La ville de Matera a déjà servi tant au décor de « L’Evangile selon Saint Matthieu » de Paolo Pasolini en 1964, qu’à « La Passion du Christ » de Mel Gibson de 2003. Le long métrage de Milo Rau, qui est à la fois un documentaire sur le combat des migrants, la vie du Christ et un making off du film en train de naître, est tout-à-fait étonnant. Il s’ouvre sur une vue de la bourgade depuis un toit, où le réalisateur et metteur en scène bernois explique au migrant camerounais Yvan Sagnet comment Matera peut, par sa topographie, être assimilée à Jérusalem. Or cet activiste africain – que l’on va voir chercher à fédérer ses coreligionnaires en vue de davantage de reconnaissance de leur dignité – est celui qui interprète Jésus dans cette passion du Christ revisitée. Un Christ Noir et rouge, donc, en regard de ses engagements politiques.
Message fort
Interrogée dimanche 28 février dans l'émission Hautes Fréquences de RTS La Première, Isabelle Gattiker, Directrice générale des programmes du FIFDH, a indiqué avoir voulu ouvrir le festival avec ce film : « Il nous tient énormément à cœur parce qu’il n’y a pas beaucoup de films qui nous invitent à repenser les religions. Et parce que le sujet dont il parle est en lien avec les droits humains. » Car Milo Rau a choisi pour acteurs des migrants qui récoltent dans ce sud de l’Italie des tomates et des oranges pour 5 euros l’heure et les habitants de Matera. Selon Isabelle Gattiker, c’est ainsi le premier film qui relate la Passion du Christ avec des juifs, des chrétiens et des musulmans tous ensemble sur le plateau. « Marie-Madeleine est jouée par une vraie prostituée. Et le Christ est Noir : c’est un message très fort. »
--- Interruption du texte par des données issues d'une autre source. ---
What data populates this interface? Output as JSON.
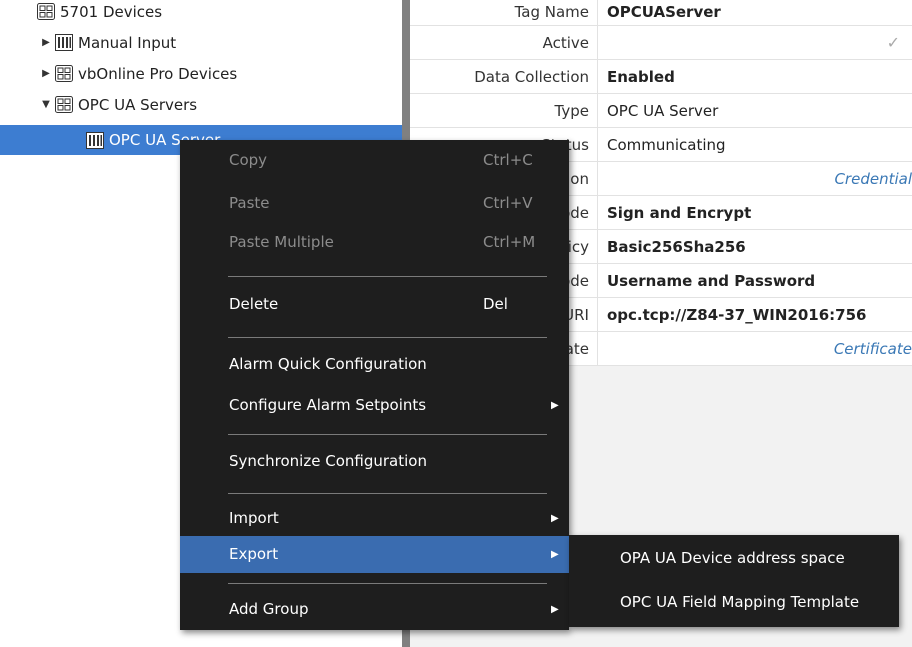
{
  "tree": {
    "items": [
      {
        "label": "5701 Devices",
        "arrow": "",
        "icon": "grid-device-icon"
      },
      {
        "label": "Manual Input",
        "arrow": "▶",
        "icon": "rack-device-icon"
      },
      {
        "label": "vbOnline Pro Devices",
        "arrow": "▶",
        "icon": "grid-device-icon"
      },
      {
        "label": "OPC UA Servers",
        "arrow": "▼",
        "icon": "grid-device-icon"
      },
      {
        "label": "OPC UA Server",
        "arrow": "",
        "icon": "rack-device-icon",
        "selected": true
      }
    ]
  },
  "properties": {
    "rows": [
      {
        "name": "Tag Name",
        "value": "OPCUAServer",
        "style": "bold"
      },
      {
        "name": "Active",
        "value": "✓",
        "style": "check"
      },
      {
        "name": "Data Collection",
        "value": "Enabled",
        "style": "bold"
      },
      {
        "name": "Type",
        "value": "OPC UA Server",
        "style": "normal"
      },
      {
        "name": "Status",
        "value": "Communicating",
        "style": "normal"
      },
      {
        "name": "Authentication",
        "value": "Credential",
        "style": "link"
      },
      {
        "name": "Security Mode",
        "value": "Sign and Encrypt",
        "style": "bold"
      },
      {
        "name": "Security Policy",
        "value": "Basic256Sha256",
        "style": "bold"
      },
      {
        "name": "Authentication Mode",
        "value": "Username and Password",
        "style": "bold"
      },
      {
        "name": "Server URI",
        "value": "opc.tcp://Z84-37_WIN2016:756",
        "style": "bold"
      },
      {
        "name": "Certificate",
        "value": "Certificate",
        "style": "link"
      }
    ],
    "visible_name_fragments": [
      "Tag Name",
      "Active",
      "Data Collection",
      "Type",
      "us",
      "on",
      "de",
      "cy",
      "de",
      "RI",
      "ate"
    ]
  },
  "context_menu": {
    "items": [
      {
        "label": "Copy",
        "shortcut": "Ctrl+C",
        "disabled": true
      },
      {
        "label": "Paste",
        "shortcut": "Ctrl+V",
        "disabled": true
      },
      {
        "label": "Paste Multiple",
        "shortcut": "Ctrl+M",
        "disabled": true
      },
      {
        "label": "Delete",
        "shortcut": "Del"
      },
      {
        "label": "Alarm Quick Configuration"
      },
      {
        "label": "Configure Alarm Setpoints",
        "submenu": true
      },
      {
        "label": "Synchronize Configuration"
      },
      {
        "label": "Import",
        "submenu": true
      },
      {
        "label": "Export",
        "submenu": true,
        "active": true
      },
      {
        "label": "Add Group",
        "submenu": true
      }
    ],
    "submenu_arrow": "▶"
  },
  "export_submenu": {
    "items": [
      {
        "label": "OPA UA Device address space"
      },
      {
        "label": "OPC UA Field Mapping Template"
      }
    ]
  },
  "colors": {
    "selection": "#3d7dd1",
    "menu_bg": "#1e1e1e",
    "menu_active": "#3a6cb0",
    "splitter": "#808080",
    "link": "#3a78b5"
  }
}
Un film radical et politique
Le réalisateur a en fait choisi de faire un film politique. Avec une question : si le Christ était vivant et parmi nous aujourd’hui, qu’est-ce qu’il ferait ? Qui mettrait-il à ses côtés ? Pour Isabelle Gattiker, il s’agirait de personnes migrantes, « cela ne fait aucun doute ! » Pour elle, le Christ était en tous les cas perçu comme une figure radicale, voire révolutionnaire, qui se mettait du côté non seulement de ceux qui n’ont rien, « mais qui ne sont rien ! » Le mot « dignité » revient d’ailleurs en boucles dans la bouche d’Yvan Sagnet. « La dignité, c’est remettre les personnes migrantes au centre d’un processus social, explique la directrice. C’est pour cela que c’est un film politique : elles sont mises au même niveau que les habitants de Matera. Elles sont intégrées dans un corpus social. Il faut bien sûr leur donner à manger et à boire. Mais il faut donner aussi à chacun une place et une possibilité d’échange et de vie en communauté. »
Paroles bibliques
Le film est ponctué de paroles bibliques – « Le Fils de l’homme n’a pas d’endroit où poser sa tête », « L’homme ne vivra pas de pain seulement »… – puis Jésus, alias Yvan Sagnet, vient visiter les travailleurs dans les champs. Ce tissage entre la vie du Christ et les personnes migrantes croise soudain un épisode d’un réalisme cru et terrifiant, lorsqu’un habitant de Matera improvise son rôle d’un soldat romain fouettant Jésus : il s’en prend violemment à une chaise, sensée le représenter, avec mépris et rage. Jésus, rejeté et maltraité comme un migrant ? Milo Rau esquisse quelques analogies. De quoi nous sortir de notre indifférence face aux personnes qui cherchent refuge dans nos pays. Et peut-être à ce qu’a, selon les textes, enduré le Christ.